Iraqi police on Monday found the corpses of 15 people, including three women shot in the head in militia-style killings, a bloody start to the holiday marking the end of the Muslim fasting month of Ramadan, security sources said.
Fears have been growing of a relapse to the dark days of sectarian civil war which peaked in 2006-2007 since Sunni militants seized large swathes of the north last month, building on gains by comrades made in the west of Iraq.
Iraq's US-trained and funded army unraveled in the face of the lighting advance, and Shi'ite militias now rival government forces in their ability to confront the group formerly known as the Islamic State in Iraq and the Levant.

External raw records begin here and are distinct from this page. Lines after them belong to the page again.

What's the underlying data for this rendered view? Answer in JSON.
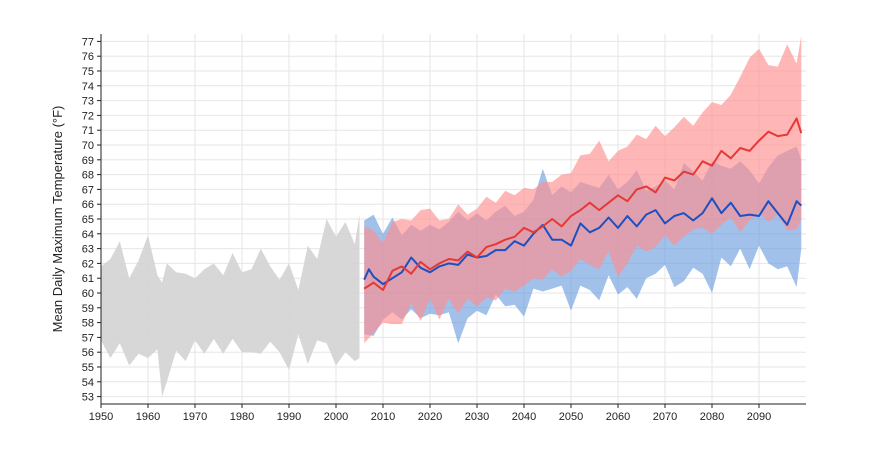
{
  "chart_data": {
    "type": "area",
    "title": "",
    "xlabel": "",
    "ylabel": "Mean Daily Maximum Temperature (°F)",
    "xlim": [
      1950,
      2100
    ],
    "ylim": [
      52.5,
      77.5
    ],
    "x_ticks": [
      1950,
      1960,
      1970,
      1980,
      1990,
      2000,
      2010,
      2020,
      2030,
      2040,
      2050,
      2060,
      2070,
      2080,
      2090
    ],
    "y_ticks": [
      53,
      54,
      55,
      56,
      57,
      58,
      59,
      60,
      61,
      62,
      63,
      64,
      65,
      66,
      67,
      68,
      69,
      70,
      71,
      72,
      73,
      74,
      75,
      76,
      77
    ],
    "grid": true,
    "legend": "none",
    "colors": {
      "historical_band": "#d3d3d3",
      "low_band": "#6fa0e0",
      "high_band": "#ff8f8f",
      "low_line": "#1f4fbf",
      "high_line": "#e53935"
    },
    "series": [
      {
        "kind": "band",
        "color_key": "historical_band",
        "x": [
          1950,
          1952,
          1954,
          1956,
          1958,
          1960,
          1962,
          1963,
          1964,
          1966,
          1968,
          1970,
          1972,
          1974,
          1976,
          1978,
          1980,
          1982,
          1984,
          1986,
          1988,
          1990,
          1992,
          1994,
          1996,
          1998,
          2000,
          2002,
          2004,
          2005
        ],
        "upper": [
          61.8,
          62.3,
          63.5,
          61.0,
          62.2,
          63.9,
          61.2,
          60.7,
          62.0,
          61.4,
          61.3,
          61.0,
          61.6,
          62.0,
          61.2,
          62.7,
          61.4,
          61.6,
          63.0,
          61.8,
          60.9,
          62.0,
          60.2,
          63.2,
          62.3,
          65.0,
          63.8,
          64.8,
          63.3,
          65.3
        ],
        "lower": [
          56.8,
          55.6,
          56.6,
          55.1,
          55.9,
          55.6,
          56.2,
          53.0,
          54.0,
          56.1,
          55.4,
          56.8,
          55.9,
          56.9,
          55.9,
          56.9,
          56.0,
          56.0,
          55.9,
          56.7,
          56.0,
          54.8,
          57.2,
          55.2,
          56.8,
          56.6,
          55.1,
          56.0,
          55.4,
          55.6
        ]
      },
      {
        "kind": "band",
        "color_key": "low_band",
        "x": [
          2006,
          2008,
          2010,
          2012,
          2014,
          2016,
          2018,
          2020,
          2022,
          2024,
          2026,
          2028,
          2030,
          2032,
          2034,
          2036,
          2038,
          2040,
          2042,
          2044,
          2046,
          2048,
          2050,
          2052,
          2054,
          2056,
          2058,
          2060,
          2062,
          2064,
          2066,
          2068,
          2070,
          2072,
          2074,
          2076,
          2078,
          2080,
          2082,
          2084,
          2086,
          2088,
          2090,
          2092,
          2094,
          2096,
          2098,
          2099
        ],
        "upper": [
          64.9,
          65.3,
          64.0,
          65.1,
          63.9,
          64.6,
          64.2,
          64.6,
          64.3,
          64.8,
          65.5,
          64.9,
          65.4,
          64.9,
          65.5,
          65.9,
          65.2,
          65.5,
          66.3,
          68.4,
          66.6,
          67.2,
          66.8,
          67.5,
          67.3,
          67.1,
          68.0,
          67.0,
          67.5,
          68.3,
          66.9,
          67.2,
          67.6,
          67.0,
          68.8,
          68.2,
          67.6,
          68.9,
          68.6,
          68.4,
          68.9,
          68.3,
          67.4,
          68.5,
          69.3,
          69.6,
          69.9,
          69.0
        ],
        "lower": [
          57.2,
          57.1,
          58.2,
          58.7,
          58.2,
          58.9,
          58.3,
          58.6,
          58.5,
          58.7,
          56.6,
          58.3,
          58.8,
          58.5,
          59.9,
          59.1,
          59.2,
          58.4,
          60.3,
          60.1,
          60.3,
          60.5,
          58.8,
          60.5,
          60.2,
          59.5,
          61.2,
          59.9,
          60.4,
          59.6,
          61.0,
          61.3,
          61.9,
          60.4,
          60.8,
          61.7,
          61.3,
          60.0,
          62.4,
          61.8,
          63.0,
          61.6,
          63.2,
          62.0,
          61.6,
          61.8,
          60.4,
          63.0
        ]
      },
      {
        "kind": "band",
        "color_key": "high_band",
        "x": [
          2006,
          2008,
          2010,
          2012,
          2014,
          2016,
          2018,
          2020,
          2022,
          2024,
          2026,
          2028,
          2030,
          2032,
          2034,
          2036,
          2038,
          2040,
          2042,
          2044,
          2046,
          2048,
          2050,
          2052,
          2054,
          2056,
          2058,
          2060,
          2062,
          2064,
          2066,
          2068,
          2070,
          2072,
          2074,
          2076,
          2078,
          2080,
          2082,
          2084,
          2086,
          2088,
          2090,
          2092,
          2094,
          2096,
          2098,
          2099
        ],
        "upper": [
          64.5,
          64.2,
          63.4,
          64.8,
          65.0,
          64.9,
          65.6,
          65.7,
          64.9,
          65.0,
          66.0,
          65.3,
          65.7,
          66.5,
          66.1,
          66.9,
          66.6,
          67.1,
          67.0,
          67.5,
          67.5,
          68.0,
          68.1,
          69.3,
          69.4,
          70.3,
          68.9,
          69.6,
          69.9,
          70.7,
          70.4,
          71.3,
          70.6,
          71.2,
          71.9,
          71.3,
          72.2,
          72.9,
          72.7,
          73.4,
          74.6,
          75.9,
          76.5,
          75.4,
          75.3,
          76.8,
          75.5,
          77.4
        ],
        "lower": [
          56.6,
          57.3,
          58.0,
          57.9,
          57.9,
          59.3,
          58.1,
          59.6,
          58.2,
          59.6,
          58.6,
          59.6,
          59.1,
          59.7,
          59.5,
          60.3,
          60.1,
          60.5,
          61.0,
          60.9,
          61.6,
          61.1,
          61.5,
          62.3,
          61.9,
          61.6,
          62.8,
          61.1,
          62.0,
          63.2,
          62.8,
          63.1,
          63.9,
          63.2,
          63.8,
          64.3,
          64.4,
          64.0,
          64.6,
          65.1,
          64.1,
          64.9,
          65.4,
          64.8,
          65.3,
          64.2,
          64.3,
          65.0
        ]
      },
      {
        "kind": "line",
        "color_key": "low_line",
        "x": [
          2006,
          2007,
          2008,
          2010,
          2012,
          2014,
          2016,
          2018,
          2020,
          2022,
          2024,
          2026,
          2028,
          2030,
          2032,
          2034,
          2036,
          2038,
          2040,
          2042,
          2044,
          2046,
          2048,
          2050,
          2052,
          2054,
          2056,
          2058,
          2060,
          2062,
          2064,
          2066,
          2068,
          2070,
          2072,
          2074,
          2076,
          2078,
          2080,
          2082,
          2084,
          2086,
          2088,
          2090,
          2092,
          2094,
          2096,
          2098,
          2099
        ],
        "y": [
          60.9,
          61.6,
          61.1,
          60.6,
          61.0,
          61.4,
          62.4,
          61.7,
          61.4,
          61.8,
          62.0,
          61.9,
          62.6,
          62.4,
          62.5,
          62.9,
          62.9,
          63.5,
          63.2,
          64.0,
          64.6,
          63.6,
          63.6,
          63.2,
          64.7,
          64.1,
          64.4,
          65.1,
          64.4,
          65.2,
          64.5,
          65.3,
          65.6,
          64.7,
          65.2,
          65.4,
          64.9,
          65.4,
          66.4,
          65.4,
          66.1,
          65.2,
          65.3,
          65.2,
          66.2,
          65.4,
          64.6,
          66.2,
          65.9
        ]
      },
      {
        "kind": "line",
        "color_key": "high_line",
        "x": [
          2006,
          2008,
          2010,
          2012,
          2014,
          2016,
          2018,
          2020,
          2022,
          2024,
          2026,
          2028,
          2030,
          2032,
          2034,
          2036,
          2038,
          2040,
          2042,
          2044,
          2046,
          2048,
          2050,
          2052,
          2054,
          2056,
          2058,
          2060,
          2062,
          2064,
          2066,
          2068,
          2070,
          2072,
          2074,
          2076,
          2078,
          2080,
          2082,
          2084,
          2086,
          2088,
          2090,
          2092,
          2094,
          2096,
          2098,
          2099
        ],
        "y": [
          60.3,
          60.7,
          60.2,
          61.5,
          61.8,
          61.3,
          62.1,
          61.6,
          62.0,
          62.3,
          62.2,
          62.8,
          62.4,
          63.1,
          63.3,
          63.6,
          63.8,
          64.4,
          64.1,
          64.5,
          65.0,
          64.5,
          65.2,
          65.6,
          66.1,
          65.6,
          66.1,
          66.6,
          66.2,
          67.0,
          67.2,
          66.8,
          67.8,
          67.6,
          68.2,
          68.0,
          68.9,
          68.6,
          69.6,
          69.1,
          69.8,
          69.6,
          70.3,
          70.9,
          70.6,
          70.7,
          71.8,
          70.8
        ]
      }
    ]
  }
}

Baghdad's morgues are filling up once again with victims of sectarian slayings, kidnappings are on the rise and the bloodshed is forcing families to flee abroad or move to neighborhoods where they feel less threatened.
This year's Eid al-Fitr festival marking the end of Ramadan is filled with uncertainty and apprehension as Sunni insurgents set their sights on Baghdad and Iraqi politicians struggle to form a power-sharing government capable of tackling them.
Police found 15 corpses in different parts of the capital, security sources said. Among them were three women aged 25-30 who had been handcuffed and shot in the head execution-style in an industrial area just north of the Shi'ite Sadr City district.